Advertisement

Family Feuds: Two Case Studies

THE HAFTS: Herbert and Gloria Haft, married 45 years, toiled for decades to build an empire that included three children and up to $1 billion in assets--all starting from a single drugstore where he was the pharmacist and she the cosmetologist. What could go wrong? Everything.

In a Washington, D.C., courtroom last month, the parents battled and pitted their children against each other in a Cain-and-Abel fight--each side aiming to win control of the huge Dart Group corporation, which includes Trak Auto and Crown Books, both started by older son Robert (who sides with his mother).

But Herbert has already kicked his wife and older son out of their jobs and off the corporate board, alleging that Robert lagged on the job and “let competitors eat his lunch.” The patriarch has now picked his younger son, Ronald, to succeed him. He has also accused his wife of physical and verbal abuse, and of forming “an unholy alliance” with son Robert. Gloria alleges that her husband tossed her at a bedpost, was verbally abusive, played around with other women and spent $1.5 million to pay off a mistress.

Advertisement

Some close to this feud say Herbert’s extreme anger may be due to a bruised ego: A recent Wall Street Journal article, they say, gave Robert Haft a good review, but paid little attention to Haft Sr.

THE WYATTS: On a hot July day in Houston, oil billionaire Oscar S. Wyatt Jr. sued his already cash-poor brother-in-law, Robert Sakowitz.
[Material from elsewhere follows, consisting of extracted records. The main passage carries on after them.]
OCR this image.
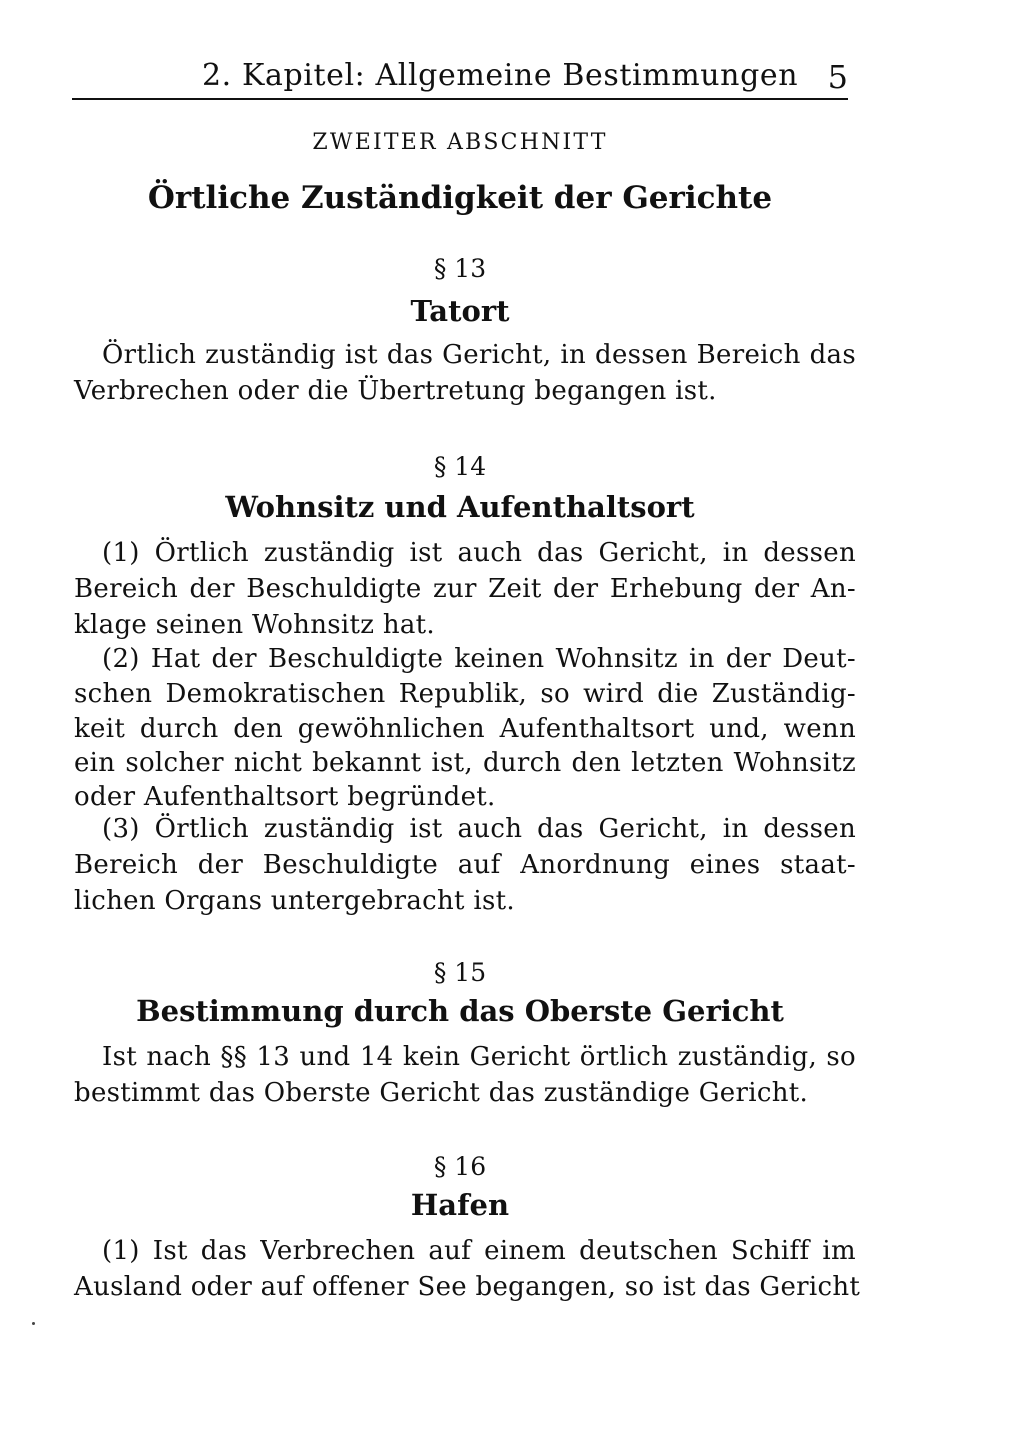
2. Kapitel: Allgemeine Bestimmungen 5
ZWEITER ABSCHNITT
Örtliche Zuständigkeit der Gerichte
§ 13
Tatort
Örtlich zuständig ist das Gericht, in dessen Bereich das
Verbrechen oder die Übertretung begangen ist.
§ 14
Wohnsitz und Aufenthaltsort
(1) Örtlich zuständig ist auch das Gericht, in dessen
Bereich der Beschuldigte zur Zeit der Erhebung der An-
klage seinen Wohnsitz hat.
(2) Hat der Beschuldigte keinen Wohnsitz in der Deut-
schen Demokratischen Republik, so wird die Zuständig-
keit durch den gewöhnlichen Aufenthaltsort und, wenn
ein solcher nicht bekannt ist, durch den letzten Wohnsitz
oder Aufenthaltsort begründet.
(3) Örtlich zuständig ist auch das Gericht, in dessen
Bereich der Beschuldigte auf Anordnung eines staat-
lichen Organs untergebracht ist.
§ 15
Bestimmung durch das Oberste Gericht
Ist nach §§ 13 und 14 kein Gericht örtlich zuständig, so
bestimmt das Oberste Gericht das zuständige Gericht.
§ 16
Hafen
(1) Ist das Verbrechen auf einem deutschen Schiff im
Ausland oder auf offener See begangen, so ist das Gericht
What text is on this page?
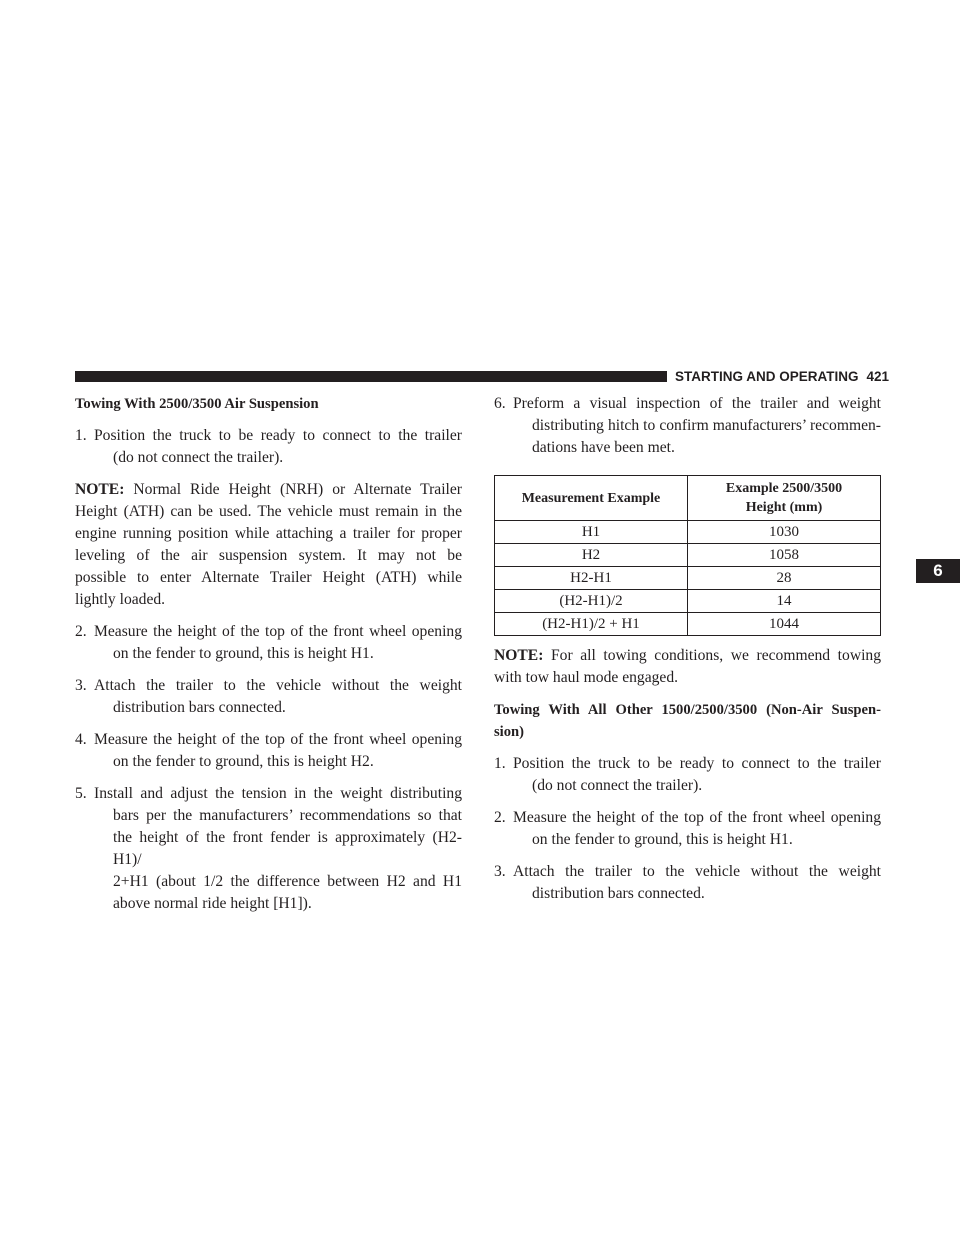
STARTING AND OPERATING 421
6

Towing With 2500/3500 Air Suspension

1. Position the truck to be ready to connect to the trailer
(do not connect the trailer).

NOTE: Normal Ride Height (NRH) or Alternate Trailer

Height (ATH) can be used. The vehicle must remain in the

engine running position while attaching a trailer for proper

leveling of the air suspension system. It may not be

possible to enter Alternate Trailer Height (ATH) while

lightly loaded.

2. Measure the height of the top of the front wheel opening
on the fender to ground, this is height H1.
3. Attach the trailer to the vehicle without the weight
distribution bars connected.
4. Measure the height of the top of the front wheel opening
on the fender to ground, this is height H2.
5. Install and adjust the tension in the weight distributing
bars per the manufacturers’ recommendations so that
the height of the front fender is approximately (H2-H1)/
2+H1 (about 1/2 the difference between H2 and H1
above normal ride height [H1]).
6. Preform a visual inspection of the trailer and weight
distributing hitch to confirm manufacturers’ recommen-
dations have been met.
Measurement Example	Example 2500/3500
Height (mm)
H1	1030
H2	1058
H2-H1	28
(H2-H1)/2	14
(H2-H1)/2 + H1	1044

NOTE: For all towing conditions, we recommend towing

with tow haul mode engaged.

Towing With All Other 1500/2500/3500 (Non-Air Suspen-

sion)

1. Position the truck to be ready to connect to the trailer
(do not connect the trailer).
2. Measure the height of the top of the front wheel opening
on the fender to ground, this is height H1.
3. Attach the trailer to the vehicle without the weight
distribution bars connected.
Wyatt, his socialite wife, Lynn, and their four sons had sued Lynn’s brother twice before, humiliating him above and beyond what he’d suffered when the family’s Sakowitz department stores went bankrupt in 1985.

Advertisement

The Wyatt suits, filed in 1986, 1987 and this year, pit Lynn’s husband and sons against her aging mother and only brother, demanding money they may not have.

The suits allege that Robert Sakowitz mismanaged the family-owned stores, took wine and clothes from stock and money from the family trust (in which Lynn was supposed to share) for his personal use, driving the operation into bankruptcy.
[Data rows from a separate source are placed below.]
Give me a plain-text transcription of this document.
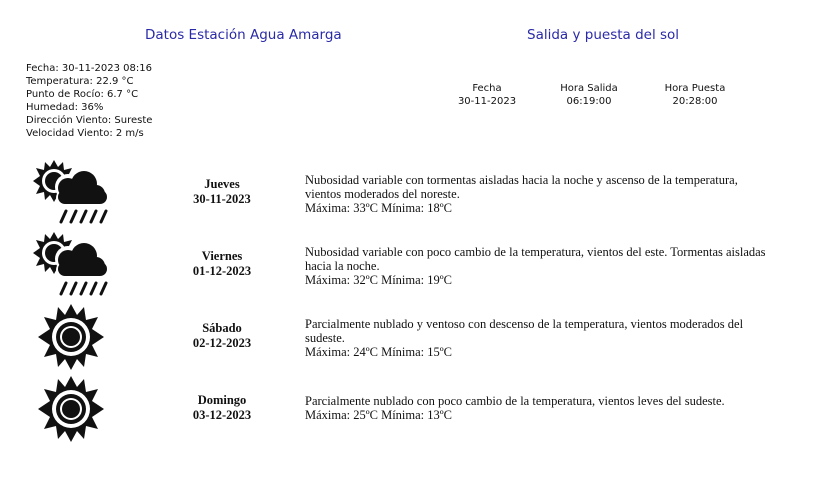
Datos Estación Agua Amarga	Salida y puesta del sol
Fecha: 30-11-2023 08:16
Temperatura: 22.9 °C
Punto de Rocío: 6.7 °C
Humedad: 36%
Dirección Viento: Sureste
Velocidad Viento: 2 m/s
Fecha
30-11-2023
Hora Salida
06:19:00
Hora Puesta
20:28:00
Jueves
30-11-2023
Nubosidad variable con tormentas aisladas hacia la noche y ascenso de la temperatura, vientos moderados del noreste.
Máxima: 33ºC Mínima: 18ºC
Viernes
01-12-2023
Nubosidad variable con poco cambio de la temperatura, vientos del este. Tormentas aisladas hacia la noche.
Máxima: 32ºC Mínima: 19ºC
Sábado
02-12-2023
Parcialmente nublado y ventoso con descenso de la temperatura, vientos moderados del sudeste.
Máxima: 24ºC Mínima: 15ºC
Domingo
03-12-2023
Parcialmente nublado con poco cambio de la temperatura, vientos leves del sudeste.
Máxima: 25ºC Mínima: 13ºC
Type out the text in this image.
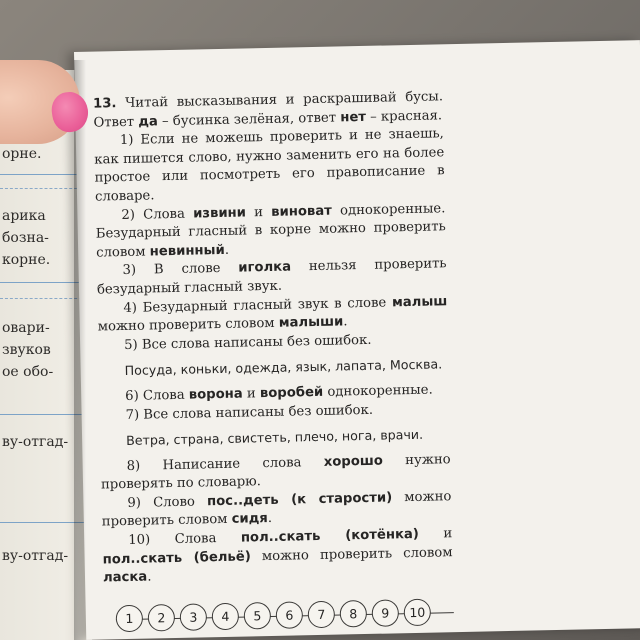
орне.
арика
бозна-
корне.
овари-
звуков
ое обо-
ву-отгад-
ву-отгад-

13. Читай высказывания и раскрашивай бусы. Ответ да – бусинка зелёная, ответ нет – красная.

1) Если не можешь проверить и не знаешь, как пишется слово, нужно заменить его на более простое или посмотреть его правописание в словаре.

2) Слова извини и виноват однокоренные. Безударный гласный в корне можно проверить словом невинный.

3) В слове иголка нельзя проверить безударный гласный звук.

4) Безударный гласный звук в слове малыш можно проверить словом малыши.

5) Все слова написаны без ошибок.

Посуда, коньки, одежда, язык, лапата, Москва.

6) Слова ворона и воробей однокоренные.

7) Все слова написаны без ошибок.

Ветра, страна, свистеть, плечо, нога, врачи.

8) Написание слова хорошо нужно проверять по словарю.

9) Слово пос..деть (к старости) можно проверить словом сидя.

10) Слова пол..скать (котёнка) и пол..скать (бельё) можно проверить словом ласка.

1	2	3	4	5	6	7	8	9	10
Even if all this were true, observers ask, why would one of the richest women in the world pursue her own mother and brother (with whom she was once very close) for money she doesn’t need?

Advertisement

Jane Wolfe spent two years exploring the struggle and the Wyatt-Sakowitz family dynamic for her book “Blood Rich,” which came out last month. She says money has little to do with the vendetta: “Wyatt grew up poor and seems to hate any man ‘born with a silver spoon’ who didn’t have to work for it.”

As for Lynn’s motive: “Mrs. Wyatt told the court not long ago that her parents loved her brother more than they loved her.”